Patent claims directed to “guiding the selection of a treatment regimen for a patient with a known disease or medical condition” were held not patent-eligible under 35 U.S.C. § 101 by a unanimous Federal Circuit panel. SmartGene, Inc. v. Advanced Biological Laboratories, S.A., No. 2013-1186 (Jan. 24, 2014).
1. A method for guiding the selection of a therapeutic treatment regimen for a patient with a known disease or medical condition, said method comprising:
(a) providing patient information to a computing device comprising:
a first knowledge base comprising a plurality of different therapeutic treatment regimens for said disease or medical condition;
a second knowledge base comprising a plurality of expert rules for evaluating and selecting a therapeutic treatment regimen for said disease or medical condition;
a third knowledge base comprising advisory information useful for the treatment of a patient with different constituents of said different therapeutic treatment regimens; and
(b) generating in said computing device a ranked listing of available therapeutic treatment regimens for said patient; and
(c) generating in said computing device advisory information for one or more therapeutic treatment regimens in said ranked listing based on said patient information and said expert rules.
The court first disposed of the patent owner’s argument that the district court erred when it invalidated all claims of both patents-in-suit.
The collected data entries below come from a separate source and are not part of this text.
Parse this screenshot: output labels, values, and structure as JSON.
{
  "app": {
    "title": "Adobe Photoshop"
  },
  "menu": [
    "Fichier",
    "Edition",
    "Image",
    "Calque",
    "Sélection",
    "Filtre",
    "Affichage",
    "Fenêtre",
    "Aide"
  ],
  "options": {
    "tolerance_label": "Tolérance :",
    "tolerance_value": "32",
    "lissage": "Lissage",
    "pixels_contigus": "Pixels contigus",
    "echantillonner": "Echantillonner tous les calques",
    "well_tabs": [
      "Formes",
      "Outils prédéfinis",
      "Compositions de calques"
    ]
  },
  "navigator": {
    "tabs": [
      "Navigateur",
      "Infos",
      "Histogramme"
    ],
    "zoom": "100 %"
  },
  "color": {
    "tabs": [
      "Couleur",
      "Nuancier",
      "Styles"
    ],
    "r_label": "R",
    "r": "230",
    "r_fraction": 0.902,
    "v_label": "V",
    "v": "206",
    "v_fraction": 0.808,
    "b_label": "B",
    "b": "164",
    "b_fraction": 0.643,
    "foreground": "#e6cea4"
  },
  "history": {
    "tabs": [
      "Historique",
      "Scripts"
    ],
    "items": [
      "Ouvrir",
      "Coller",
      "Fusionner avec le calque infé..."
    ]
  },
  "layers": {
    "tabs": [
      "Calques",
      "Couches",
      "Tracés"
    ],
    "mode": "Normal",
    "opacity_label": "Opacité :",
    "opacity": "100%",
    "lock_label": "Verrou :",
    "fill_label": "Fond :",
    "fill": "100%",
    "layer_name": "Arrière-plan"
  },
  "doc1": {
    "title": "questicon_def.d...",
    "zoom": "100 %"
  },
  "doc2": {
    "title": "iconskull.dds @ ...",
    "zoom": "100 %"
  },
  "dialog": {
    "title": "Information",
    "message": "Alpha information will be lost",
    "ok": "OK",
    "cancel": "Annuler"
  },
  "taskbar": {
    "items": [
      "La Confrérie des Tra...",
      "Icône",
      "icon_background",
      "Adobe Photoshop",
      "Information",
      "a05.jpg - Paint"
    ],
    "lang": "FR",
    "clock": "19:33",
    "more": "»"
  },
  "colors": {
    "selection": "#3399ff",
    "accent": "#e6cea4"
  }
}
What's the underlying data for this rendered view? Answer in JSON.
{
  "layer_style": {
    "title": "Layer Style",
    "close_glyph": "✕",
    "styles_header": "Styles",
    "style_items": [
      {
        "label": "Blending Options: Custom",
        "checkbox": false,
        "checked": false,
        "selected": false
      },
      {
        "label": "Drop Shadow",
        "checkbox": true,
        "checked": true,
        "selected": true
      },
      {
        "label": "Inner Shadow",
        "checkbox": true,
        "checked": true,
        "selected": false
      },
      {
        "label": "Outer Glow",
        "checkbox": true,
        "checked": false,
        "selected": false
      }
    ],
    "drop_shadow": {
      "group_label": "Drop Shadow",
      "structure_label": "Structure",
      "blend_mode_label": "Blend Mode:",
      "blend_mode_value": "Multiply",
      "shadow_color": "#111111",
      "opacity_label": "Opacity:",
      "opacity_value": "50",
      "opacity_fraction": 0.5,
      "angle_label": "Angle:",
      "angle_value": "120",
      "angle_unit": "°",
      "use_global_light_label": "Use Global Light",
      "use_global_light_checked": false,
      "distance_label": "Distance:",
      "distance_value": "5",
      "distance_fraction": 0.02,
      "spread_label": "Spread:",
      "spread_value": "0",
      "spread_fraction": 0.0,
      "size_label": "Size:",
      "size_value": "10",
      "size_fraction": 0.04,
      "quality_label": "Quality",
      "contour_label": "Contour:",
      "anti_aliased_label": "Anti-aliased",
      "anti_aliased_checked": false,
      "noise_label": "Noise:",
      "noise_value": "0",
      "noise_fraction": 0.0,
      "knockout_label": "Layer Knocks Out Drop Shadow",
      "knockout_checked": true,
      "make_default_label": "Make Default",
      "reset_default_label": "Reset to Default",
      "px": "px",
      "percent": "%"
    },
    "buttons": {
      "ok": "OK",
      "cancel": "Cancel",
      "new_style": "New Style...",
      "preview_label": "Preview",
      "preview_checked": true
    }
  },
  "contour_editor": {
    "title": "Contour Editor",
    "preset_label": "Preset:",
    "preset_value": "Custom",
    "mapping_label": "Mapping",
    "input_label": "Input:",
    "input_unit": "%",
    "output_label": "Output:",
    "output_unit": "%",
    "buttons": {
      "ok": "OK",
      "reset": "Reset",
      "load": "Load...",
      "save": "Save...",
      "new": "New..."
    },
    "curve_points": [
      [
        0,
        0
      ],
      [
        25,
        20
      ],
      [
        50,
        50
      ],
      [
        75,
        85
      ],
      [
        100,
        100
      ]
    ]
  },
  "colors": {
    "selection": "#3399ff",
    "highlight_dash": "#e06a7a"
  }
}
SmartGene had brought a declaratory judgment action of invalidity against all patent claims, which declaratory judgment claims were never narrowed even though the patent owner only counterclaimed for infringement of certain claims.
Turning to the question of patentable subject matter, the court next explained that the district court was correct to hold “that the claim 1 method falls outside the eligibility standards of section 101 as that provision has been construed.” The claims here were simply directed to a set of mental steps. The representative claim did “no more than call on a ‘computing device,’ with basic functionality for comparing stored and input data and rules, to do what doctors do routinely.”
After citing supporting precedent, including Mayo Collaborative Servs. v. Prometheus Labs., Inc., 132 S. Ct. 1289 (2012), CLS Bank Int’l v. Alice Corp. Pty, 717 F.3d 1269 (Fed. Cir. 2013) (en banc), cert. granted, 134 S. Ct. 734 (2013), and Accenture Global Servs., GmbH v. Guidewire Software, Inc., 728 F.3d 1336 (Fed. Cir. 2013), the Court distinguished Ultramercial, Inc. v. Hulu, LLC, 722 F.3d 1335 (Fed. Cir. 2013). Ultramercial indisputably involved an “abstract idea,” namely “getting a kind of confirmation that a viewer has watched advertising as a precondition to sending the viewer desired programming.” Nonetheless, “the process at issue in Ultramercial did not involve ‘mere mental steps.’” Further, Ultramercial considered patent claims that “involved a recitation of specifics of computer networks beyond with the present case involves.”
The opinion was authored by Judge Lourie, who was joined by Judges Dyk and Taranto.